Tout bascule mardi soir, lorsque la Confédération africaine de football entérine une décision qui rebat les cartes du tournoi. Battu sur le terrain, le Maroc est finalement déclaré vainqueur, en attendant l’arbitrage du Tribunal Arbitral du Sport, saisi par la partie sénégalaise. Une issue inattendue qui nourrit un sentiment d’injustice chez de nombreux observateurs et supporters, pour qui la vérité sportive semble avoir été reléguée au second plan.

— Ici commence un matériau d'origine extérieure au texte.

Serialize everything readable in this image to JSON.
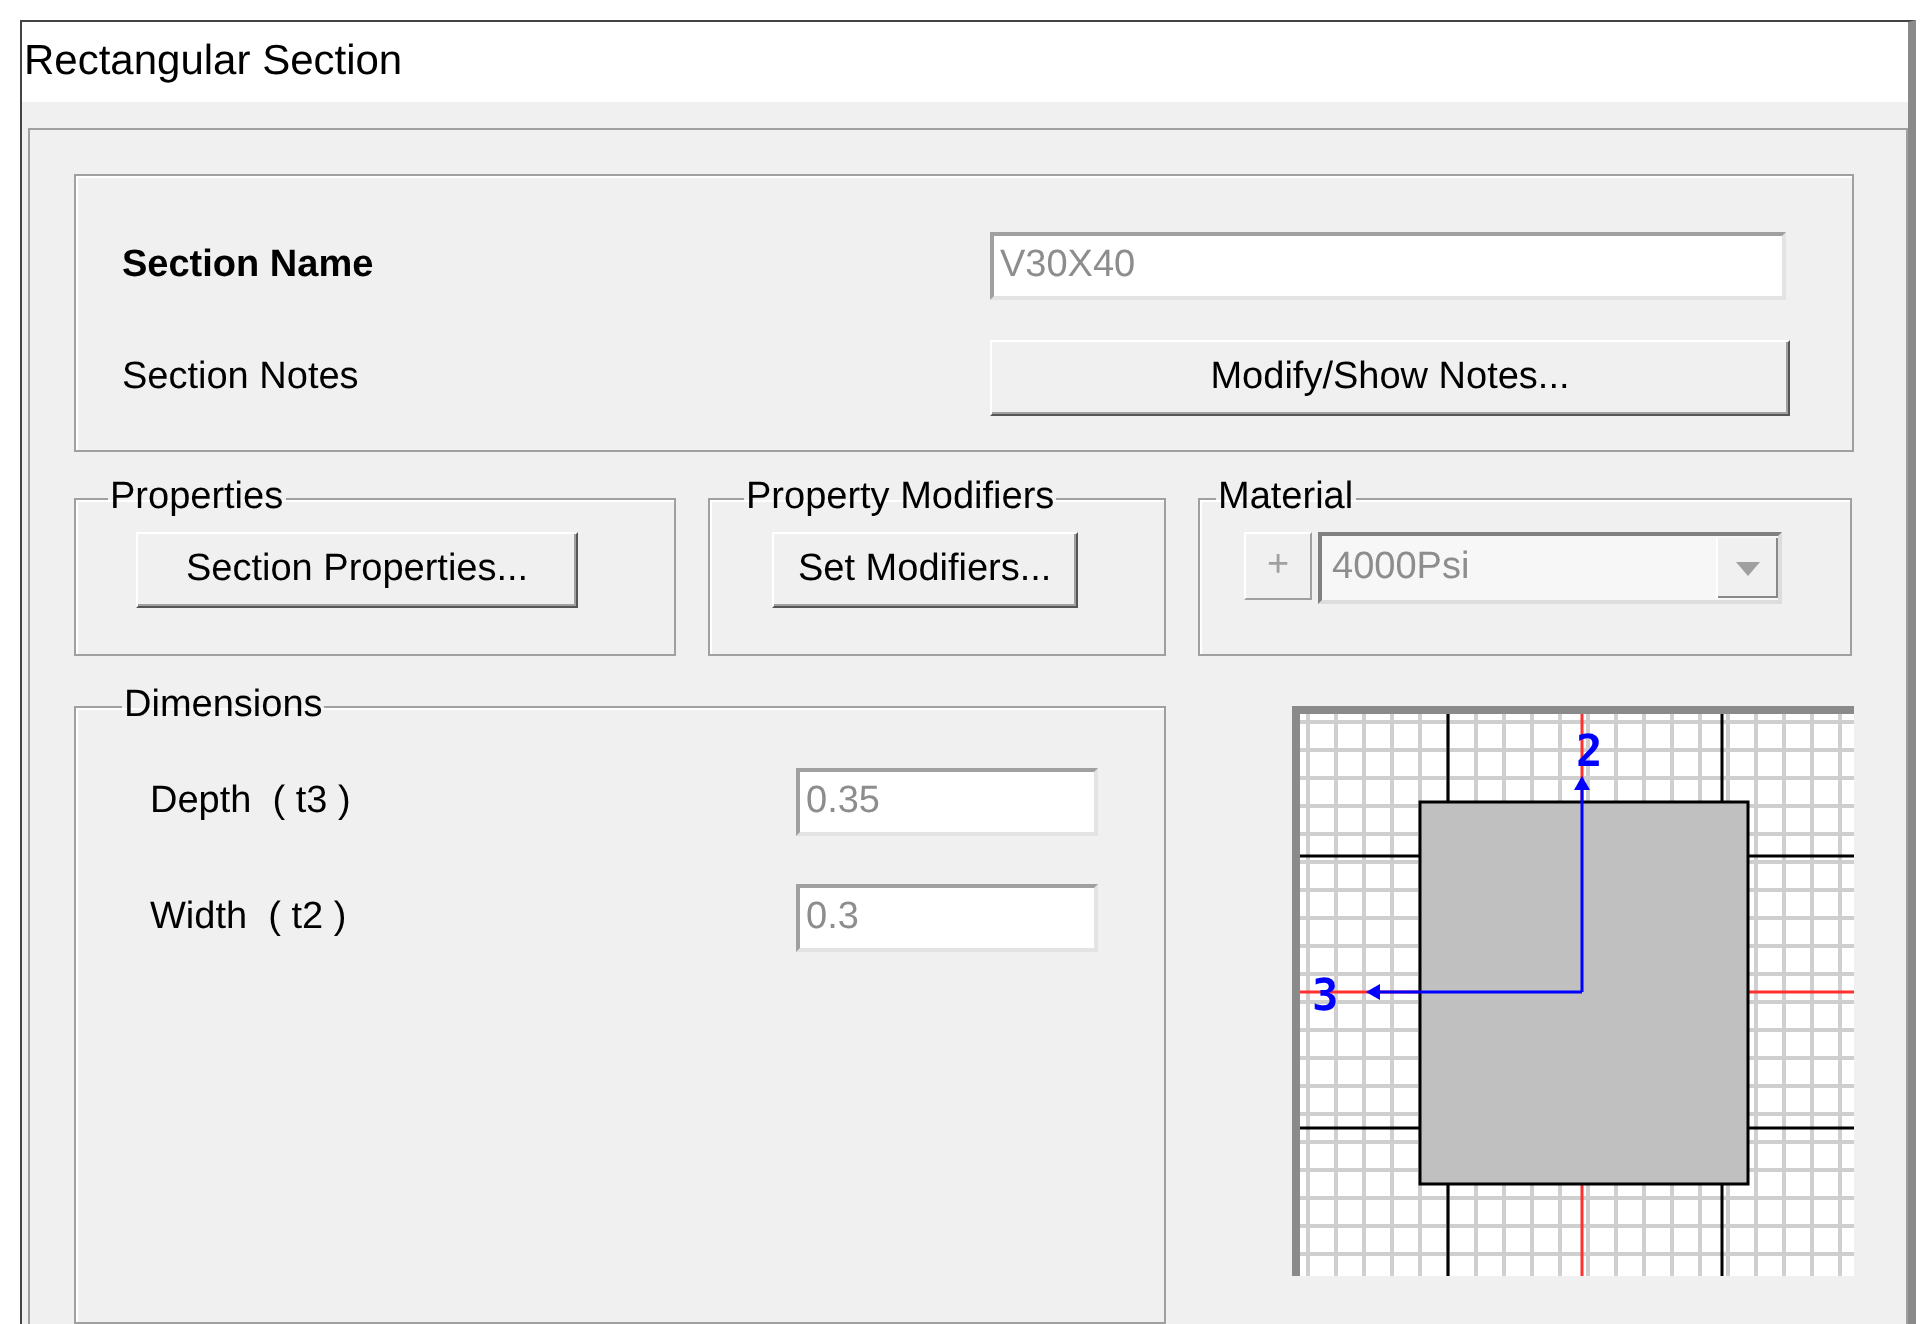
{
  "window": {
    "title": "Rectangular Section"
  },
  "section": {
    "name_label": "Section Name",
    "name_value": "V30X40",
    "name_disabled": true,
    "notes_label": "Section Notes",
    "notes_button": "Modify/Show Notes..."
  },
  "groups": [
    {
      "kind": "button",
      "title": "Properties",
      "button": "Section Properties..."
    },
    {
      "kind": "button",
      "title": "Property Modifiers",
      "button": "Set Modifiers..."
    },
    {
      "kind": "combo",
      "title": "Material",
      "add_button": "+",
      "value": "4000Psi",
      "disabled": true
    }
  ],
  "dimensions": {
    "title": "Dimensions",
    "fields": [
      {
        "label": "Depth  ( t3 )",
        "value": "0.35",
        "disabled": true
      },
      {
        "label": "Width  ( t2 )",
        "value": "0.3",
        "disabled": true
      }
    ]
  },
  "section_view": {
    "axis_2_label": "2",
    "axis_3_label": "3"
  }
}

Au Sénégal, la réaction est immédiate et virulente. Une partie de la presse dénonce une décision incompréhensible, évoquant un véritable scandale et une remise en cause des fondements mêmes de la compétition. Le sentiment dominant est celui d’un titre confisqué, d’autant plus amer que la victoire avait été acquise sur le terrain, au terme d’un parcours salué pour sa solidité et sa cohérence.
À l’inverse, au Maroc, certains médias défendent une décision perçue comme une rectification nécessaire. Pour eux, il ne s’agit pas d’un renversement arbitraire, mais d’un signal fort envoyé au football africain, notamment sur la question du respect des règles et des comportements jugés contraires à l’éthique sportive. Une lecture qui reste toutefois minoritaire à l’échelle internationale.
Car au-delà des positions nationales, la polémique s’invite dans le débat global sur la gouvernance du football africain. Des voix influentes dénoncent un manque de transparence et pointent du doigt le rôle de certaines instances. L’ancien sélectionneur Claude Le Roy, figure bien connue du continent, n’a pas mâché ses mots, évoquant une décision qui porterait atteinte à la crédibilité de la Confédération africaine de football. Dans la même veine, l’ancien international égyptien Ahmed Hossam Mido dénonce une dérive profonde, appelant à une refonte des instances dirigeantes.
En Europe également, la surprise le dispute à l’incrédulité. Plusieurs grands titres de la presse sportive qualifient l’épisode de scandale mondial, soulignant le caractère inédit d’un tel retournement post-compétition. Certains s’interrogent sur le calendrier et la légitimité d’une décision aussi lourde de conséquences prise plusieurs semaines après la finale.
Au cœur de cette tempête, une question essentielle demeure : celle de la crédibilité des institutions qui régissent le football africain. Alors que le dossier est désormais entre les mains du Tribunal Arbitral du Sport, l’issue de cette procédure sera déterminante. Elle pourrait soit apaiser les tensions, soit, au contraire, raviver une crise de confiance déjà palpable.
En attendant, le football africain traverse une zone de turbulences où se mêlent passions populaires, enjeux politiques et exigences de gouvernance. Et dans ce climat incertain, une certitude s’impose : quelle que soit la décision finale, les traces de cette affaire seront durables.